3.2 安装 GlusterFS 存储系统

注意：

• 不建议您在生产环境中使用 NFS 存储（尤其是在 Kubernetes 1.20 或以上版本），这可能会引起 failed to obtain lock 和 input/output error 等问题，从而导致 Pod CrashLoopBackOff。此外，部分应用不兼容 NFS，例如 Prometheus 等。
• 开发和测试的时候，可以使用 NFS 存储。

3.2.1 VMware 添加空硬盘

• 在 VMware 中的 k8s-node1 和 k8s-node2 以及 K8s-node3 节点添加硬盘，本次只以 k8s-node1 为例，其余节点依次类推即可：

• 添加完毕之后，需要重启 k8s-node1 和 k8s-node2 以及 K8s-node3 节点，以便让这些机器能识别到新添加的硬盘：

reboot

• 查看新添加的硬盘：

lsblk -f

注意：云厂商需要磁盘清零，假设 lsblk -f 命令查询的结果是 vdc ，那么就需要执行 dd if=/dev/zero of=/dev/vdc bs=1M status=progress 命令。
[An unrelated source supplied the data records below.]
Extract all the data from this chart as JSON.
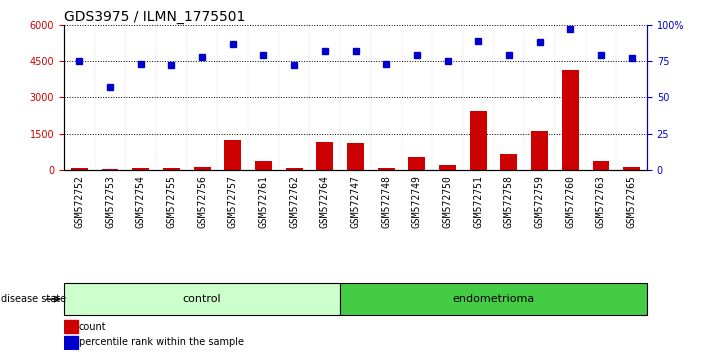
{
  "title": "GDS3975 / ILMN_1775501",
  "samples": [
    "GSM572752",
    "GSM572753",
    "GSM572754",
    "GSM572755",
    "GSM572756",
    "GSM572757",
    "GSM572761",
    "GSM572762",
    "GSM572764",
    "GSM572747",
    "GSM572748",
    "GSM572749",
    "GSM572750",
    "GSM572751",
    "GSM572758",
    "GSM572759",
    "GSM572760",
    "GSM572763",
    "GSM572765"
  ],
  "groups": [
    "control",
    "control",
    "control",
    "control",
    "control",
    "control",
    "control",
    "control",
    "control",
    "endometrioma",
    "endometrioma",
    "endometrioma",
    "endometrioma",
    "endometrioma",
    "endometrioma",
    "endometrioma",
    "endometrioma",
    "endometrioma",
    "endometrioma"
  ],
  "counts": [
    60,
    50,
    70,
    100,
    120,
    1220,
    350,
    60,
    1150,
    1100,
    60,
    550,
    200,
    2450,
    650,
    1600,
    4150,
    350,
    130
  ],
  "percentiles": [
    75,
    57,
    73,
    72,
    78,
    87,
    79,
    72,
    82,
    82,
    73,
    79,
    75,
    89,
    79,
    88,
    97,
    79,
    77
  ],
  "ylim_left": [
    0,
    6000
  ],
  "ylim_right": [
    0,
    100
  ],
  "yticks_left": [
    0,
    1500,
    3000,
    4500,
    6000
  ],
  "yticks_right": [
    0,
    25,
    50,
    75,
    100
  ],
  "bar_color": "#cc0000",
  "dot_color": "#0000cc",
  "control_color": "#ccffcc",
  "endometrioma_color": "#44cc44",
  "gray_color": "#c8c8c8",
  "title_fontsize": 10,
  "tick_fontsize": 7,
  "label_fontsize": 8,
  "n_control": 9,
  "n_endo": 10
}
3.2.2 在所有 Node 节点机器安装 GlusterFS

• 在所有 Node 机器上配置 yum 源：

yum -y install centos-release-gluster

• 在所有 Node 机器安装 GlusterFS 服务器：

yum -y install glusterfs glusterfs-server glusterfs-fuse

• 验证是否安装成功：

glusterfs -V

• 启动 glusterd 服务，并设置开机自启：

systemctl enable glusterd && systemctl start glusterd

• 查看 glusterd 服务是否启动成功：

systemctl status glusterd

3.2.3 创建 GlusterFS 集群

• 在任意节点添加其他节点，组成 GlusterFS 集群，本次以 k8s-node1 为例：

gluster peer probe k8s-node2

gluster peer probe k8s-node3

• 验证集群中的所有节点均已成功连接：

gluster peer status

3.2.4 设置 Node 节点的免密登录

• 在 k8s-node1 节点执行如下命令：

ssh-keygen

ssh-copy-id root@k8s-node2

ssh-copy-id root@k8s-node3

3.2.5 部署 Heketi

由于 GlusterFS 本身不提供 API 调用的方法，因此您可以安装 Heketi，通过用于 Kubernetes 调用的 RESTful API 来管理 GlusterFS 存储卷的生命周期。这样，您的 Kubernetes 集群就可以动态地配置 GlusterFS 存储卷。在此示例中将会安装 Heketi v7.0.0 。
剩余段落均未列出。